SCENARII DU MUSÉE SOULAGES

La crise sanitaire, comme vous le savez, n’épargne rien, ni personne : il est logique que le monde de la culture, en particulier de l’art et des musées, soit sensiblement touché par ce qui se passe. Nous regrettons qu’au milieu des informations dont on nous gratifie, au milieu des rodomontades politiques, la culture n’existe pas ou prou. Bien entendu personne ne lit de livres, ni ne fréquente les salles de cinéma et de spectacles. Il y aura bien entendu des choses à revoir si notre société humaine voit au-delà des jeux du profit et du pouvoir, jeux survoltés par l’ineptie d’une communication qui se mange la queue.

Concernant simplement le monde des musées -qui nous concerne au premier chef- subsistent encore des zones d’ombre et des incertitudes, sur la reprise de nos activités, sur la réception des publics, notamment des groupes scolaires, sur le travail de préparation des expositions et de la programmation, la conservation préventive et la recherche scientifique.

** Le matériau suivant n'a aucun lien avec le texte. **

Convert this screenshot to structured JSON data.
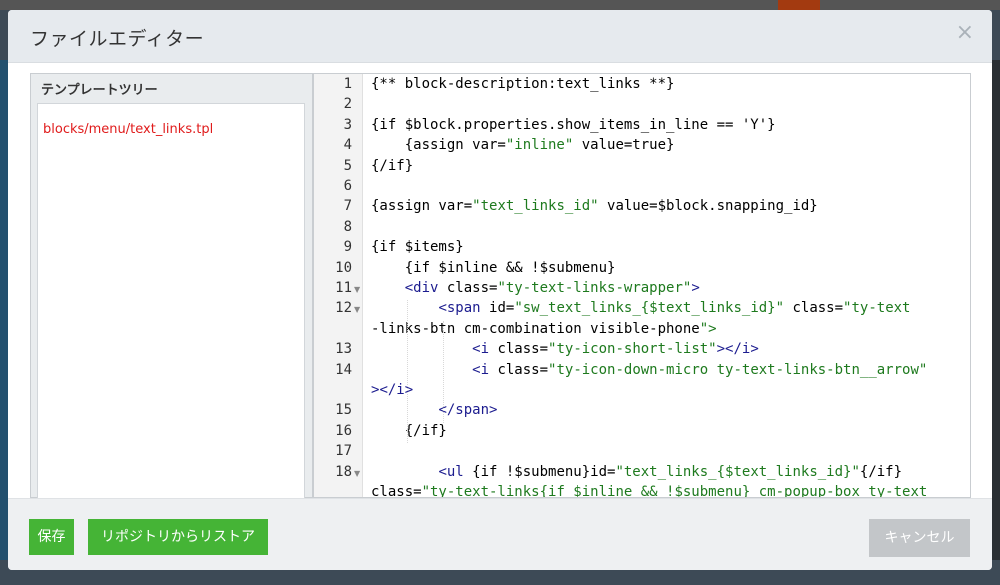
{
  "modal": {
    "title": "ファイルエディター",
    "close_glyph": "×"
  },
  "tree": {
    "heading": "テンプレートツリー",
    "items": [
      "blocks/menu/text_links.tpl"
    ]
  },
  "editor": {
    "lines": [
      {
        "n": "1",
        "text": "{** block-description:text_links **}"
      },
      {
        "n": "2",
        "text": ""
      },
      {
        "n": "3",
        "text": "{if $block.properties.show_items_in_line == 'Y'}"
      },
      {
        "n": "4",
        "text": "    {assign var=\"inline\" value=true}"
      },
      {
        "n": "5",
        "text": "{/if}"
      },
      {
        "n": "6",
        "text": ""
      },
      {
        "n": "7",
        "text": "{assign var=\"text_links_id\" value=$block.snapping_id}"
      },
      {
        "n": "8",
        "text": ""
      },
      {
        "n": "9",
        "text": "{if $items}"
      },
      {
        "n": "10",
        "text": "    {if $inline && !$submenu}"
      },
      {
        "n": "11",
        "text": "    <div class=\"ty-text-links-wrapper\">"
      },
      {
        "n": "12",
        "text": "        <span id=\"sw_text_links_{$text_links_id}\" class=\"ty-text"
      },
      {
        "n": "",
        "text": "-links-btn cm-combination visible-phone\">"
      },
      {
        "n": "13",
        "text": "            <i class=\"ty-icon-short-list\"></i>"
      },
      {
        "n": "14",
        "text": "            <i class=\"ty-icon-down-micro ty-text-links-btn__arrow\""
      },
      {
        "n": "",
        "text": "></i>"
      },
      {
        "n": "15",
        "text": "        </span>"
      },
      {
        "n": "16",
        "text": "    {/if}"
      },
      {
        "n": "17",
        "text": ""
      },
      {
        "n": "18",
        "text": "        <ul {if !$submenu}id=\"text_links_{$text_links_id}\"{/if}"
      },
      {
        "n": "",
        "text": "class=\"ty-text-links{if $inline && !$submenu} cm-popup-box ty-text"
      }
    ],
    "fold_markers": [
      "11",
      "12",
      "18"
    ]
  },
  "footer": {
    "save_label": "保存",
    "restore_label": "リポジトリからリストア",
    "cancel_label": "キャンセル"
  },
  "colors": {
    "primary_button": "#45b436",
    "cancel_button": "#c3c6c9",
    "tree_item": "#e01b1b",
    "code_tag": "#1c1c8f",
    "code_string": "#1e7a1e"
  }
}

C’est un phénomène général.

Le téléphone arabe bourdonne entre les musées, la DRAC nous informe au mieux.

Le musée Soulages a été fermé au public le samedi 15 mars dernier : il devenait sans objet, futile, de désinfecter à heure régulière les rampes, les poignées de portes et les vitrines… Ce dernier jour, nous avons accueilli 200 visiteurs environ. Les personnels du musée sont tous, soit en autorisation exceptionnelle d’absence (y compris la situation particulière des agents qui ont des enfants à garder), soit en télétravail (administration, médiation, scientifique, bureaux), sans aucune incidence négative sur le traitement.

Je tiens à souligner le sens du service public et le dévouement de l’équipe dans ces moments exceptionnels. Chacun est mobilisé. Une cellule restreinte veille sur le musée pour une surveillance de tous les jours (logistique, sûreté, sécurité), des agents gèrent la vie essentielle du musée comme la paye, pour les documents officiels, la comptabilité… Les membres de l’équipe ont pris en main la mission de médiation et de de communication : tous les jours vous trouverez sur le Facebook du musée des fiches illustrées, des tutos, des billets d’humeur, sans oublier des liens pouvant momentanément satisfaire les addicts à la culture. La vie continue de plus belle. Ré-ouvrir sera une fête.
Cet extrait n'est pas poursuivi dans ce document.